Lyons will not place in the All-American Bowl this week. He missed his entire senior season with a broken leg. It was a freak play. Horse collar tackle.
The ‘Dawgs seem to have targeted four tight ends here that are not carbon copies of each other. Robinson and Spurlin might be the two that have the biggest transition to putting their hands on the ground.
Lyons and Luckie would be more comfortable in that aspect but they also possess strong degrees of crossover skills in all the things that Georgia asks its tight ends to do. That includes the passing game which lines up more with the present-day strengths of both Robinson and Spurlin.
There just wouldn’t be a tight end with the same blazing-fast speed as Brock Bowers in that group. And that’s pretty hard to find.
“Yeah, all four of us are different,” Lyons said. “I would say. I would say that they all do something and then what I do is kind of in the middle of all of that.”
Lyons said that his high school program has produced some NFL tight ends in the past. He’s been in a tight-end-friendly high school offense for the past three years, too.

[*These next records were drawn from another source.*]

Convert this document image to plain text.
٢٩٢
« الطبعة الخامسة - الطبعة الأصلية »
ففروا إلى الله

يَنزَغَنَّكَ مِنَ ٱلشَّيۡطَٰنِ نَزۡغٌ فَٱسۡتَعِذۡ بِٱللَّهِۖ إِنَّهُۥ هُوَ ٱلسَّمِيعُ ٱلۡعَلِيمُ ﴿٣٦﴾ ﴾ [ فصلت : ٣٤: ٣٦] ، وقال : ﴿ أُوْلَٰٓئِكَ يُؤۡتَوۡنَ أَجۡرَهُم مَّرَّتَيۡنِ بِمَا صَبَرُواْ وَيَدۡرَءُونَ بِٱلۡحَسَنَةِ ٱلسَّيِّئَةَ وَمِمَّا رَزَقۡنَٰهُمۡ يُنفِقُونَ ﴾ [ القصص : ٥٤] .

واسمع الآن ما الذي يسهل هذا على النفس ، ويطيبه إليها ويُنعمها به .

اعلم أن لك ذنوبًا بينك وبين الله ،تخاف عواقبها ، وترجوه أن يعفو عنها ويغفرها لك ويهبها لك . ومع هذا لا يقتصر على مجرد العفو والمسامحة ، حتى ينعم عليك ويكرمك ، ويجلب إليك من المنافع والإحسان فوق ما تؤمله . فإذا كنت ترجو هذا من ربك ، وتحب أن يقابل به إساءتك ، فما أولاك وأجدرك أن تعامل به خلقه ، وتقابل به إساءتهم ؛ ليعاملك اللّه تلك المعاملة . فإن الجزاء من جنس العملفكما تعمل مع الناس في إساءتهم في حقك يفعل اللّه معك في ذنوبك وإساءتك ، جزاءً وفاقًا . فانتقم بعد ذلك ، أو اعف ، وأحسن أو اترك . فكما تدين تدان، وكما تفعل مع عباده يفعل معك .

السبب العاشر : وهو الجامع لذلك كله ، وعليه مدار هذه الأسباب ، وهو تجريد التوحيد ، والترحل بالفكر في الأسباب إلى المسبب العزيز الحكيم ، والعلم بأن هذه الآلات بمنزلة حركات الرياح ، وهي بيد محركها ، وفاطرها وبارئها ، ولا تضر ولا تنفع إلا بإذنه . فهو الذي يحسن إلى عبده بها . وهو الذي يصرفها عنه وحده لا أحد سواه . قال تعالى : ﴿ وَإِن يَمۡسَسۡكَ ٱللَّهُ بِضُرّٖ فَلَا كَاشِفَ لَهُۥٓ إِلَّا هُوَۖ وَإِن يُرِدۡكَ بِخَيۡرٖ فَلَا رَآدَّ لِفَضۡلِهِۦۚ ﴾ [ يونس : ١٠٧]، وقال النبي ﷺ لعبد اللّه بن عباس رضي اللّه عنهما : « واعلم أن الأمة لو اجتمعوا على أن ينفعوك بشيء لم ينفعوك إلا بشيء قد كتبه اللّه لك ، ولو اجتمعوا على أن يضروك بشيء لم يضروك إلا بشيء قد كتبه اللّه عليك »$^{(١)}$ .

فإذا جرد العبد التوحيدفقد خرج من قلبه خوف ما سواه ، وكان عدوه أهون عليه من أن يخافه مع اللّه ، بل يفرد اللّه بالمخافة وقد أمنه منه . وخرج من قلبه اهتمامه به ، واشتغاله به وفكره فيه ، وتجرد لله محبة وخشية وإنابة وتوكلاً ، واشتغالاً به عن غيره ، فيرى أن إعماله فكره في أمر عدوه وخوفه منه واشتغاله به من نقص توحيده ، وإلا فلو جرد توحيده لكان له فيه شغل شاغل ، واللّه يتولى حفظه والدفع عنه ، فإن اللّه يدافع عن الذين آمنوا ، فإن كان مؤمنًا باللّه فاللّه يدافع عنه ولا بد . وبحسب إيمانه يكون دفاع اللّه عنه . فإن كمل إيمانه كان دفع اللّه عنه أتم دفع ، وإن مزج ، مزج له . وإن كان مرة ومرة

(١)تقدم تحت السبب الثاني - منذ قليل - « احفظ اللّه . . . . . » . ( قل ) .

“We have an offense where I am flexed out,” he said. “I’ve got my hand down. I’m in the backfield. I’m playing the ‘X’ and I’m playing the ‘Y’ and it is a very familiar thing to me to block with my hand down and then walk over to the flex position and to kick out. I just feel like I do that very well and I’ve got really good at it over the past year. Just blocking. I really like it, though. And I feel like I’m actually even better at running routes and just finding space in the defense.”

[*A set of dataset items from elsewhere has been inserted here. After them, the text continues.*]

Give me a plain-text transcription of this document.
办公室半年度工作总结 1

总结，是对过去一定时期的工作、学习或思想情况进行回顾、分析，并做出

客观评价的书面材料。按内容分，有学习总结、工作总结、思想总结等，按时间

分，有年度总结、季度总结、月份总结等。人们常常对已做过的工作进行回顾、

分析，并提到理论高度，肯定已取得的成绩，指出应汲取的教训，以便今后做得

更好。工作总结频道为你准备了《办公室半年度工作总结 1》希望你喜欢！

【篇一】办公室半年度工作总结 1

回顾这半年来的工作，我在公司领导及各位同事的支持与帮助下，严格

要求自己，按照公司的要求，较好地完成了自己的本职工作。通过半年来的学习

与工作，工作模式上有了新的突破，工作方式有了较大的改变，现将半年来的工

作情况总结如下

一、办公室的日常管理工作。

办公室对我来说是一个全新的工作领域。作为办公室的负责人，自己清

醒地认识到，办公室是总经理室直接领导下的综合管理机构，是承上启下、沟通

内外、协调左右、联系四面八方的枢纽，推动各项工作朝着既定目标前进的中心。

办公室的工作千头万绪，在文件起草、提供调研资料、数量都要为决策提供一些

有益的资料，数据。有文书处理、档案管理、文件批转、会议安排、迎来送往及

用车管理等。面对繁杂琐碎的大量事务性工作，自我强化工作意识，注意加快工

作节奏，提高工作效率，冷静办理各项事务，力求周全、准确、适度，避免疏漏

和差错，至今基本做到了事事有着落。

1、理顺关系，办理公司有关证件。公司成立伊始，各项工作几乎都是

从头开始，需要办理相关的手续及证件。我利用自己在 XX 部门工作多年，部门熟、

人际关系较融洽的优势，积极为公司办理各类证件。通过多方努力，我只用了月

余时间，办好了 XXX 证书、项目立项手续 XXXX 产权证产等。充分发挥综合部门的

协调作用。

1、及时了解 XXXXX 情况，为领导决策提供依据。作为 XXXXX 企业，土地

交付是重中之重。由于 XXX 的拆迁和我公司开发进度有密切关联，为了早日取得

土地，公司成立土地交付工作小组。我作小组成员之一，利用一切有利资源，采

Check out his junior year HUDL film below. He had 44 catches for 746 yards and nine scores back in 2021.
Walker Lyons: There’s another potential “mission” with Georgia
Lyons was blown away by that official visit to UGA. He stated that “it was crazy how much the people care about football in Athens to see the whole city shut down for a game.”
He felt like that atmosphere would make him want to work hard. To push through. To be the best he can be to deserve the right to play at a place like Georgia.
It would drive him.
“Going into that official visit I was like ‘Let’s see if I can really do this’ and if I could really move out here and live and embrace this whole new foreign thing with living in Georgia for me,” Lyons said. “And when I left I was like I really could do that. I actually really liked it. Like its family over at Georgia.”
“Like how much they care about their religion. How much they care about family. All that kind of stuff. That is just something about the south that California doesn’t really have.”
It’s not out of bounds to deem that spending his promising football career in Georgia to promote his professional potential would be one way of looking at it as his football mission trip.
And it also seems plausible to note that a member of the LDS standing out playing for the University of Georgia’s high-profile football team would also be another way of spreading his Mormon faith at the same time.
“Yeah, I would say the same,” Lyons said. “It is cool in that aspect that a lot of people are curious about me being a Mormon and LDS and I could kind of help them understand it a little bit more. I think that is also a cool and unique thing about the possibility of me at Georgia.”
Lyons had the grades to get into Stanford. He’s a high-tier academic student who was thinking about majoring in a bio-science field with biological computation. He doesn’t know if he wants to do that anymore.
This is not the typical Georgia recruit. Or the typical UGA recruiting story. Yet in the same sense, there are a lot of character traits here that do lend themselves to what the Bulldogs are always looking for in the right young men to play for the “Dawgs.
Especially when we’re talking about a player that already flashes All-American ability on the field.
“I have a lot of goals,” he said. “Outside of the NFL. Obviously, I want to go to the NFL because I put a lot of time into football and I love football. But if football doesn’t work out. I will still be successful. I will still find joy in life. I’m just excited about life in general. Not just football. My mom has always taught me that.”
“Be well rounded. Have multiple pieces of the pie. That’s what she says.”